小予一路在轉換環境,爸爸長時間缺席,媽媽的焦點又在姊姊身上,這對一個小小孩來說,孤單,而且辛苦。請媽媽重新把他當成新生兒,重新找回當時生下他的感動:只要他活著就很好,別無所求。

問媽媽,睡前會陪小予聊天嗎?媽媽說,會講「觀念物理」、「觀念化學」。我的建議是,說睡前故事,而且是小予的成長故事。每一個孩子都愛聽自己的成長故事,因為,他就是「主角」,故事是圍著他轉的,會讓他有充分被呵護、被捧在掌心的感覺。另外,小予最不缺的,就是責備跟數落,請每天要給小予三個具體的讚美,三句甜蜜的話語。

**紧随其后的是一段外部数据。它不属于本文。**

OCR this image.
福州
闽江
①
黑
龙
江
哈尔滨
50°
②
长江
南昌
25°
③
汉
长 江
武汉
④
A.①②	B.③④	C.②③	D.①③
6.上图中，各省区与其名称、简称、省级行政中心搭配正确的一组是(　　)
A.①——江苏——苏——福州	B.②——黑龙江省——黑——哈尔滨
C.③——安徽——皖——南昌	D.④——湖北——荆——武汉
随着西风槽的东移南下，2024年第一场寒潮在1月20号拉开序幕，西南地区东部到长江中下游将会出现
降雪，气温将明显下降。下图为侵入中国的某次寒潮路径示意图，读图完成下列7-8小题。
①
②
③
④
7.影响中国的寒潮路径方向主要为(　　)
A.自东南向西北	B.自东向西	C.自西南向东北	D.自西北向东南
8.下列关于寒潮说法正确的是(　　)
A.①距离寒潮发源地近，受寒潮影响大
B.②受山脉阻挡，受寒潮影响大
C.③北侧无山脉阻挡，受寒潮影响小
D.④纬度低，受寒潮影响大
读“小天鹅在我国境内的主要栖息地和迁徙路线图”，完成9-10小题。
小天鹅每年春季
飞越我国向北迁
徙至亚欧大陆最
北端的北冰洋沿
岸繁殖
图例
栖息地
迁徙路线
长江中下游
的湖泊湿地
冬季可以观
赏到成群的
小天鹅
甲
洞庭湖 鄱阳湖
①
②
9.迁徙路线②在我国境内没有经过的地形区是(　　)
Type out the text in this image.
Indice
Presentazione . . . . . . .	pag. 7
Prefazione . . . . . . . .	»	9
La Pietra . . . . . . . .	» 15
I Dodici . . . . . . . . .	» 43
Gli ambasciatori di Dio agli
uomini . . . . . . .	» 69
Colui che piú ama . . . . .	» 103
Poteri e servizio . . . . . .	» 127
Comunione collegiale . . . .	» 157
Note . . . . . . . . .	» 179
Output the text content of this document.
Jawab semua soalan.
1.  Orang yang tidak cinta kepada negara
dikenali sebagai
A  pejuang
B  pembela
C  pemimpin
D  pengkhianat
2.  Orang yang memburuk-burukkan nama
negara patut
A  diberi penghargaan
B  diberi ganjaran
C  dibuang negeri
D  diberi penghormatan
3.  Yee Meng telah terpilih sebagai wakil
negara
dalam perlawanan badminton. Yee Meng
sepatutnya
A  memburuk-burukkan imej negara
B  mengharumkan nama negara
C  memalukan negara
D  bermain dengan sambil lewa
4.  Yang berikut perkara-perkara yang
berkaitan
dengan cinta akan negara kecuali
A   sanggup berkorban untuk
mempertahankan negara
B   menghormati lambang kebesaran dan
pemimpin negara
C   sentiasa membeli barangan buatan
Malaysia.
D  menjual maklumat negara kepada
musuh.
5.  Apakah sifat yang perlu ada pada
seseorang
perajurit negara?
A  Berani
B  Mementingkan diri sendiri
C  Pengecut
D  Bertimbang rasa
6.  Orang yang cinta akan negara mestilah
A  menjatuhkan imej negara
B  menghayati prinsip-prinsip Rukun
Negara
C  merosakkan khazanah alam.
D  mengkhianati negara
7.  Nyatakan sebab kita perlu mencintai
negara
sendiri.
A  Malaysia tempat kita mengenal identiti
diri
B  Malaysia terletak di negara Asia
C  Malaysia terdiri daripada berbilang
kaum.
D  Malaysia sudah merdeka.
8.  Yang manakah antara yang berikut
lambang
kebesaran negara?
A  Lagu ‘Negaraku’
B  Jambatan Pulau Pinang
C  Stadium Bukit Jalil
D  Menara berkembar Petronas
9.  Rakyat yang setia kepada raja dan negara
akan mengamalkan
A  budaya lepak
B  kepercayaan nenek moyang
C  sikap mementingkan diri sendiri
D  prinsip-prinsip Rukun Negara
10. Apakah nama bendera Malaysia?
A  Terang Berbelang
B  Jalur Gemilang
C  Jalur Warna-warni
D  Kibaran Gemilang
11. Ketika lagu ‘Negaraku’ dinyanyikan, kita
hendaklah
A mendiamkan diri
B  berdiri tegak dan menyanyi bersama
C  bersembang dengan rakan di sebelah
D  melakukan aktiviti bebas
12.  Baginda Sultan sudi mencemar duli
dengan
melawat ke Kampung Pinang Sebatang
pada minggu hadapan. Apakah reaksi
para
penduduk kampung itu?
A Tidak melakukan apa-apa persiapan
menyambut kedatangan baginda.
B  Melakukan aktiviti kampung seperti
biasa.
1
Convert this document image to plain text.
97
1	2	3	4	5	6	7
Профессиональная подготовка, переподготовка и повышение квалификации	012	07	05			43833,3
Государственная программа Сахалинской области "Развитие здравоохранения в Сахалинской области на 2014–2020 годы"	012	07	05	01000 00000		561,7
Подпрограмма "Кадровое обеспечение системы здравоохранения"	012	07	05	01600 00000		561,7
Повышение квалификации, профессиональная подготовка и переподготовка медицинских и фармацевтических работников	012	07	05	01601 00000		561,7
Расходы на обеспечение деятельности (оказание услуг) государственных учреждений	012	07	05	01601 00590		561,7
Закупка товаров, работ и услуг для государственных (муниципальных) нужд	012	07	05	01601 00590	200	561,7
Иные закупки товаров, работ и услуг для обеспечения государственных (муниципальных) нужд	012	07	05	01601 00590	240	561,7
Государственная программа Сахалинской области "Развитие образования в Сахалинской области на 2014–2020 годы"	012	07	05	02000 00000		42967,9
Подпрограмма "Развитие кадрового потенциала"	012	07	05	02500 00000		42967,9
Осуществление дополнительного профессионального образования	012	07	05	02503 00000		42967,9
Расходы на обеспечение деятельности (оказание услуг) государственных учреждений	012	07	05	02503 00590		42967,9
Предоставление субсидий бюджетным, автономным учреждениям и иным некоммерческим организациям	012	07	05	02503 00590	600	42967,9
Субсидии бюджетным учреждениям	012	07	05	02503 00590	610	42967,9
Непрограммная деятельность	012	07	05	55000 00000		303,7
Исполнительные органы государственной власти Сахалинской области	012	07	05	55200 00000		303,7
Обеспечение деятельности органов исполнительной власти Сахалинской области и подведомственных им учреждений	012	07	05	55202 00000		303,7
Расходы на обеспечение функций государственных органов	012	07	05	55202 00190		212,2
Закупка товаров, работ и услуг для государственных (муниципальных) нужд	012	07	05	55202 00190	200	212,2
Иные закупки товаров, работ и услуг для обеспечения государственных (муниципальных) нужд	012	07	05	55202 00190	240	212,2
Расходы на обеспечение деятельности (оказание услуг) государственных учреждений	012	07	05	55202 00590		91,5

小予或許有些特殊,但也因為這樣,他是珍寶,他具備別的孩子再怎麼努力也沒有辦法學來的本事;試三個月,不只不要有負面的語言,連負面的念頭都不要有,只要專心欣賞著、想著小予的好,絕對會換回一個完全不一樣的孩子,好的特質會留下來,讓人困擾的會慢慢消失。曾經匱乏的,只要願意,就有機會彌補回來。

三、照顧自己。

感覺得出來,教養小予的擔子一直都是媽媽一個人在扛,如果小孩有什麼問題,也都是由媽媽獨自承擔「教養不力」的檢視跟批判。從媽媽替孩子取名為「小予」,可以想見媽媽希望他可以很有能力、很能「給」,媽媽也希望自己能給予孩子很多很多,但,會跳過自己。

父母提供「乳」,照顧了孩子的生理成長;能讓孩子在心靈、心情、心智上充分發展的,是父母提供了「蜜」。而快樂的父母,將同時提供孩子乳與蜜。雖然一路都在談,怎麼樣照顧小予,但更根本的是,請媽媽要照顧好自己。只要孩子身邊,能有成熟、快樂的大人,就能給孩子最好的教育。

媽媽坦承,來談話之前真的很忐忑,擔心著「又要被約談了」、「不知道今天又會聽到什麼指控…」;現在,她只想趕快回家,在見到小予的第一秒鐘,給他一個久違的、深深的擁抱。

.本文作者為人本教育文教基金會教育中心主任。
.本專欄內容為作者個人言論,不代表公共電視立場。